At age 12, Carlo was up for sale in the Massachusetts dressage training facility where I boarded. It took me a while to realize that this beautiful tall chestnut horse was far better suited to my amateur abilities than the horse I owned at the time. While watching his training sessions I couldn’t help noticing his enthusiastic workmanlike attitude. All it took was one ride to convince me that I had to buy him and I’ll always be happy that I did. Carlo and I spent so many happy days together over the following 12 years. He was a super unflappable show horse and a great buddy. He always had a loud nicker for me when I arrived at the barn and could be a real clown at times. He was loved by two adoring women all his working life. Both his original owner and I visited him in retirement at Weber's and were delighted with his apparent happiness roaming the beautiful hills of Kentucky and with the care he received from the Weber's.

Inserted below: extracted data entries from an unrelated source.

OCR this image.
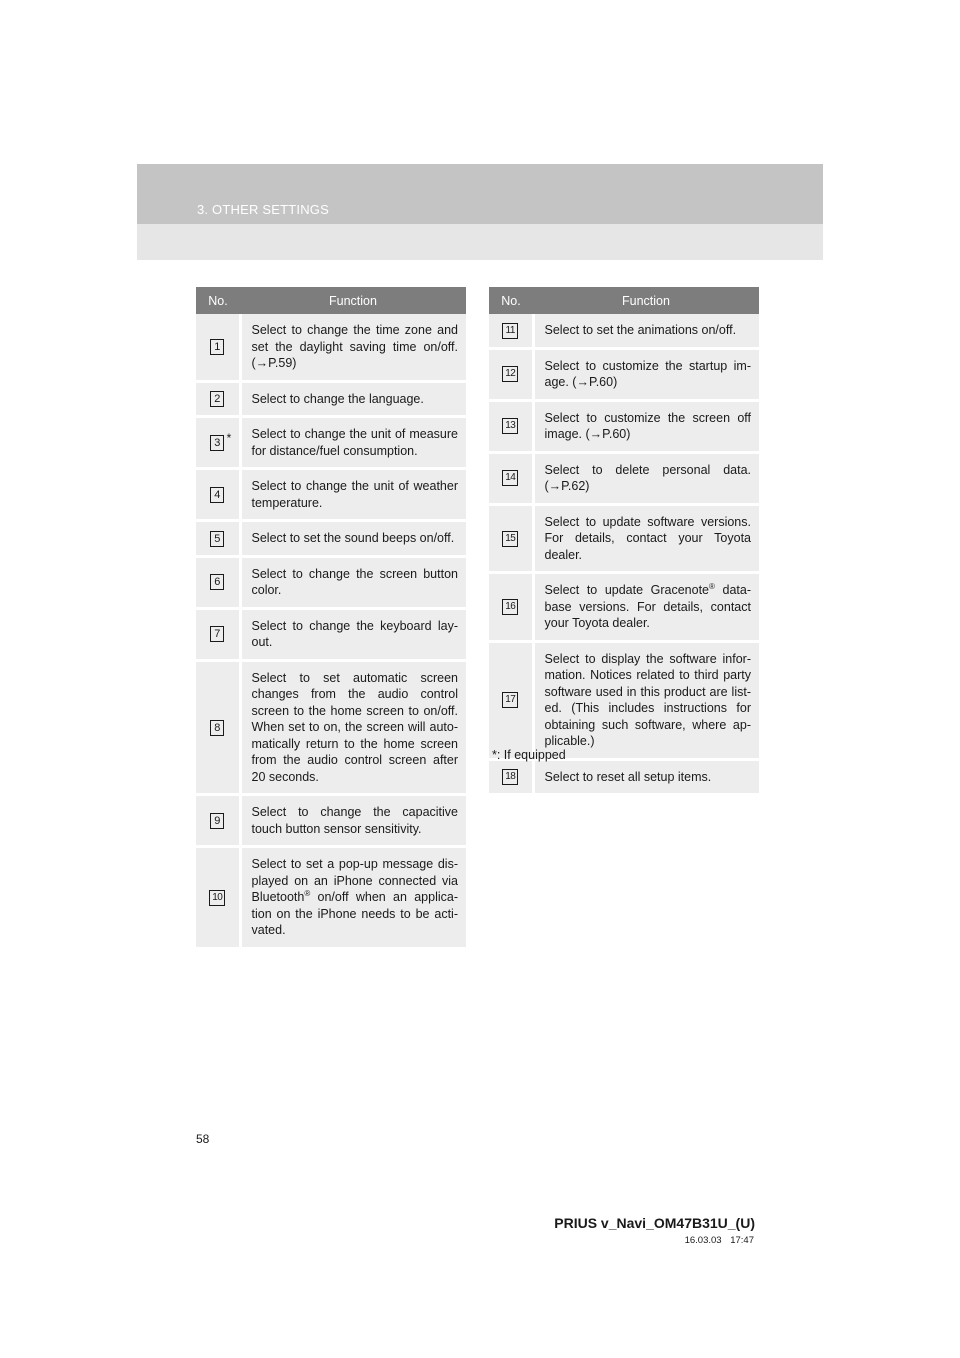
3. OTHER SETTINGS
No.	Function
1	Select to change the time zone and set the daylight saving time on/off. (→P.59)
2	Select to change the language.
3 *	Select to change the unit of measure for distance/fuel consumption.
4	Select to change the unit of weather temperature.
5	Select to set the sound beeps on/off.
6	Select to change the screen button color.
7	Select to change the keyboard lay-out.
8	Select to set automatic screen changes from the audio control screen to the home screen to on/off. When set to on, the screen will auto-matically return to the home screen from the audio control screen after 20 seconds.
9	Select to change the capacitive touch button sensor sensitivity.
10	Select to set a pop-up message dis-played on an iPhone connected via Bluetooth® on/off when an applica-tion on the iPhone needs to be acti-vated.
No.	Function
11	Select to set the animations on/off.
12	Select to customize the startup im-age. (→P.60)
13	Select to customize the screen off image. (→P.60)
14	Select to delete personal data. (→P.62)
15	Select to update software versions. For details, contact your Toyota dealer.
16	Select to update Gracenote® data-base versions. For details, contact your Toyota dealer.
17	Select to display the software infor-mation. Notices related to third party software used in this product are list-ed. (This includes instructions for obtaining such software, where ap-plicable.)
18	Select to reset all setup items.
*: If equipped
58
PRIUS v_Navi_OM47B31U_(U)
16.03.03 17:47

Carlo was known by everyone who spent any time with him as a true gentleman and wonderful horse. He is remembered and he is missed.
"Zarr" El Gazarr June 9, 1983 - June 28, 2014
“El Gazarr” was a 31 year old Arabian gelding retired from Massachusetts. He was originally foaled in California and was at one time quite a show horse. He was even the Canadian Reserve Champion in English Equitation years ago. He had a beautiful extended trot which warranted him the nickname "trotter" by his new owner, Liz, who purchased him when he was 15 in Washington State. He was a beauty to her! His previous family never sold their horses, so Liz was blessed and sort of lucky to get him. Liz turned him into a trail horse and that was quite a job! They then moved to Massachusetts in 2006. By then he was in his 20's and experiencing more lameness. Liz tried to find a barn near her more suited to Zarr’s needs. With the lameness and a recent colic, Liz decided in the spring of 2011 it was time to retire him. Zarr joined Weber’s “farm family” in June of that year. Zarr has been a joy to care for. He had some special needs to address when he arrived and needed to gain some weight. He showed improvement the very first month he was in Kentucky. His best friend was Mikey, who probably outweighed him by four hundred pounds. Zarr might have been little in size, but he thought he was the biggest in the barn! He was the boss! He was the smallest, but was always first at the gate to come in. He loved attention, particularly having his face rubbed. He captured the hearts of many visitors to the farm. Zarr passed away at age 31.